HITECH was specifically designed to facilitate better healthcare through EHR interoperability among providers. But, seven years and more than $30 billion in incentives later, meaningful interoperability is still lacking, according to the ONC’s report to Congress in December 2015.

Despite the near universal consensus that continuity of care is critical to better outcomes and reduced costs, effective information exchanges remain elusive. Of the five issues the ONC report cites, two stand out as principal obstacles.

  • Complex and changing standards. Albert Einstein once said, “If you can’t explain it simply, you don’t understand it well enough.” With that in mind, how easy is it to explain the difference between CDA, CCR, CCD, Green CDA, CCDA and C32 to the average health professional? It’s extremely difficult to understand how each one fits into the overall picture; worse, implementation of any standard demands specialized knowledge. Further, these standards are brittle, as each vendor may have their own interpretation of the specifications. The result is a time-consuming and difficult integration process, even though sending and receiving systems have been developed from the same specifications.
  • Security and privacy considerations. If no harm comes from unauthorized use of the data, the penalties for breach are still severe. Even after a vendor manages to work through a sea of standards and the related maze of specifications, exchanging information in compliance with state and federal regulation remains an issue. Security and privacy demands are very high and require even more specialized knowledge. Things such as VPNs, HISPs, DirectMessaging, SSL certificates, AES-256, encryption at rest and minimum necessary privilege present yet another barrier to the process. The penalties, damage to reputation and specialized skill sets needed for secure transactions discourage organizations from doing anything except meeting the bare interoperability requirements. It’s easy to see why some might find it simply not worth the effort or risk to break new ground.

Most organizations stack new integration efforts behind a crushing backlog of other integration projects already in the queue, which makes it seem as though a staffing shortfall is the primary bottleneck in resolving interoperability—if only we had more people. This is especially true for smaller and rural hospitals trying to build networks; it is even more prevalent among community-based organizations (CBO) attempting to connect hospitals to the multitude of downstream, post-acute care providers. Many simply do not have the staff, budget or sophisticated systems in place to complete these critical integrations, adhere to the standards and maintain HIPAA compliance, all while ensuring data is available at the right time to serve the business needs of the network.

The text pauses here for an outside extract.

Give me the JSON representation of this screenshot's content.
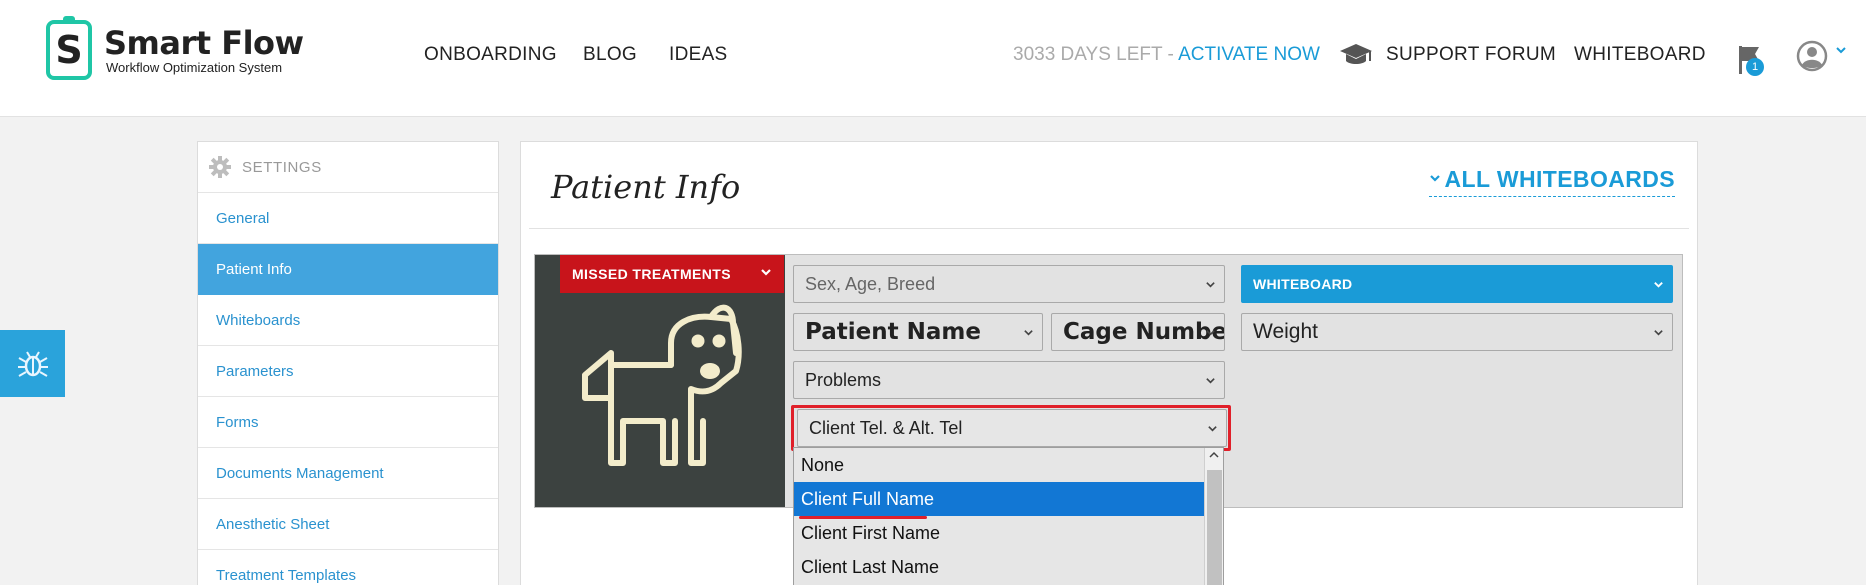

However, limited personnel would be much less of an issue if everyone could agree on one clear standard, and security and privacy did not present such an impediment.

Hope could be on the horizon in the form of Fast Healthcare Interoperability Resources (FHIR), the latest standard offering from HL7. While this is indeed Yet Another Standard (YAS), its simplicity and elegance, coupled with the ability to present and transport information through modern web technologies, make it a compelling offer.

The learning curve with FHIR is relatively small, and the documentation is readily available, comprehensive and easy to digest. Even better, a growing community of FHIR enthusiasts is congregating on the FHIR Google Group to provide support. Influential players, such as Cerner and Epic, have provided sandboxes in which developers can readily test their FHIR-powered interoperability offerings.

With new, clearer standards that give technology providers the ability to quickly deliver a wider range of effective interoperability products to market, hospitals, CBOs and their post-acute networks can finally realize the potential of full network data sharing, more efficient care coordination and lower cost care with better outcomes.

For example, five hospitals across two health systems in New England have integrated to identify high-utilizer, at-risk patients; design, manage and measure more effective treatment protocols; and streamline care coordination to ensure patients get the right interventions at the right time, without duplicating services. These new capabilities will enable every participating facility and provider to improve the overall quality of care delivery and improve patient outcomes, which translates directly into improved fiscal health under the new outcomes-based reimbursement models.

We’re seeing similar implementations connecting CBOs, rural provider networks and other organizations, proving successful interoperability is possible. In fact, the resulting better outcomes and lower costs associated with shifting from fee for service to payment for quality makes interoperability across the care continuum inevitable.

This would simply be much easier with less cumbersome standards. Most health systems remain hampered in their efforts to exchange information in a timely and meaningful fashion by a sea of standards, difficult implementations and fear of punitive actions resulting from security issues and data breaches. Fortunately, FHIR is a strong contender for the dominant interoperability standard, thanks to its ease of implementation and modern web architecture.